The early development phase of GENI was marked by an epic debate on dev@geni.net about whether a common framework for diverse resource providers is even possible. It is perhaps still an open question, but if the answer is yes, then the path to get there involves automated processing of rich resource descriptions. To incorporate a new resource service into an existing system, we must first describe the service and its resources in a way that enables generic software to reason about the space of possible configurations and combinations.

For example, the ORCA experience shows that it is easy to incorporate current cloud systems and third-party transit network providers as GENI aggregates through an adaptation layer if we can describe their resources logically. Powerful logical descriptions also enable the various coordinator functions (Sect. 4.3) in ORCA/ExoGENI. One lesson of this experience is that AM advertisements do not in general describe the infrastructure substrate, as the GENI community has understood them, but instead describe infrastructure services, which are even more challenging to represent and process. For example, AMs may proxy or “resell” resources from other providers whose substrate they do not control, or they may offer various mutually exclusive options for virtual sliver sets within the constraints of a given substrate resource pool.

Our ongoing research focuses on declarative representations for resources and trust, and their role in automating management of resources and trust. For example, in recent work we have shown how to specify trust structure and policy alternatives for a GENI deployment concisely and precisely in SAFE declarative trust logic [6]. Statements in the logic are embedded in credentials; a generic compliance checker validates credentials according to policy rules, which are also expressed in the logic.
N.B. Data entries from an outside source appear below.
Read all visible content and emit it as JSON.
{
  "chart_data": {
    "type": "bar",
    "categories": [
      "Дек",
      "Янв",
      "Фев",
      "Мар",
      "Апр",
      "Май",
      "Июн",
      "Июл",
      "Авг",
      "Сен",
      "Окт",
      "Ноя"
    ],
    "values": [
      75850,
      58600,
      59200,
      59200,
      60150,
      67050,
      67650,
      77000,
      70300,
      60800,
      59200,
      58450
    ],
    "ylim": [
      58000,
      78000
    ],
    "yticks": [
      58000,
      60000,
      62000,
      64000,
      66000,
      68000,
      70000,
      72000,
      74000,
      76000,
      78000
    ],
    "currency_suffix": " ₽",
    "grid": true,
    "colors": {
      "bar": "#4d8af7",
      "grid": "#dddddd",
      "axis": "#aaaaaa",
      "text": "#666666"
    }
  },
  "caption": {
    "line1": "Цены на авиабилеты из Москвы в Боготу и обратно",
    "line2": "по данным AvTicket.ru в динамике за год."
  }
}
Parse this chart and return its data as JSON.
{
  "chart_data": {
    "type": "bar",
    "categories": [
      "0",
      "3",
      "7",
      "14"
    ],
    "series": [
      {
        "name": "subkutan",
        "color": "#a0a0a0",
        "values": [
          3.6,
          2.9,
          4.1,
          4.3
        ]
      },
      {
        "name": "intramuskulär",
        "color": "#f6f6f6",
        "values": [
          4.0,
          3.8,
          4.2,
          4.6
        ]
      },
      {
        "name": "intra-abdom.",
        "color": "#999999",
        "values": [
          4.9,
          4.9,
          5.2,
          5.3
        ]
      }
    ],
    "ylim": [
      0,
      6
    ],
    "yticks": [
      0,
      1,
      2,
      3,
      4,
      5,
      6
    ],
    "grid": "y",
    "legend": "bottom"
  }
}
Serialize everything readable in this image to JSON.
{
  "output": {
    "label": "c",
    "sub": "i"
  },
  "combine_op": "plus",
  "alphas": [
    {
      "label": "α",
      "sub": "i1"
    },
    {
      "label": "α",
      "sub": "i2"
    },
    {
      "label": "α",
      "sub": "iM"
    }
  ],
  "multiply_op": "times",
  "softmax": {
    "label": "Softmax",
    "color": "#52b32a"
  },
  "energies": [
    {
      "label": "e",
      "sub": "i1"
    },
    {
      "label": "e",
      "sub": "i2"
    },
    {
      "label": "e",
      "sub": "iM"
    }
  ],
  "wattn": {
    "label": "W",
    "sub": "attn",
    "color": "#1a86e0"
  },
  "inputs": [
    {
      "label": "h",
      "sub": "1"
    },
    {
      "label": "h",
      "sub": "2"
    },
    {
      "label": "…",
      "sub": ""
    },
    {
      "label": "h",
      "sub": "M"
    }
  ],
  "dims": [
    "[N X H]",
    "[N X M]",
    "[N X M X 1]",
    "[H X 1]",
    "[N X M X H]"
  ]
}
With this approach, the GENI architecture can be implemented as a set of autonomous services (e.g., the AMs) linked by a declarative trust structure that is represented in about 150 lines of scripted SAFE logic. The various coordinator roles and trust relationships are captured in declarative policy rules rather than as procedures or assumptions that are “baked in” to the software. We believe that this approach balances low implementation cost with flexibility for deployments to accommodate diverse policies of their members, evolve their structures and policies over time, and federate with other deployments.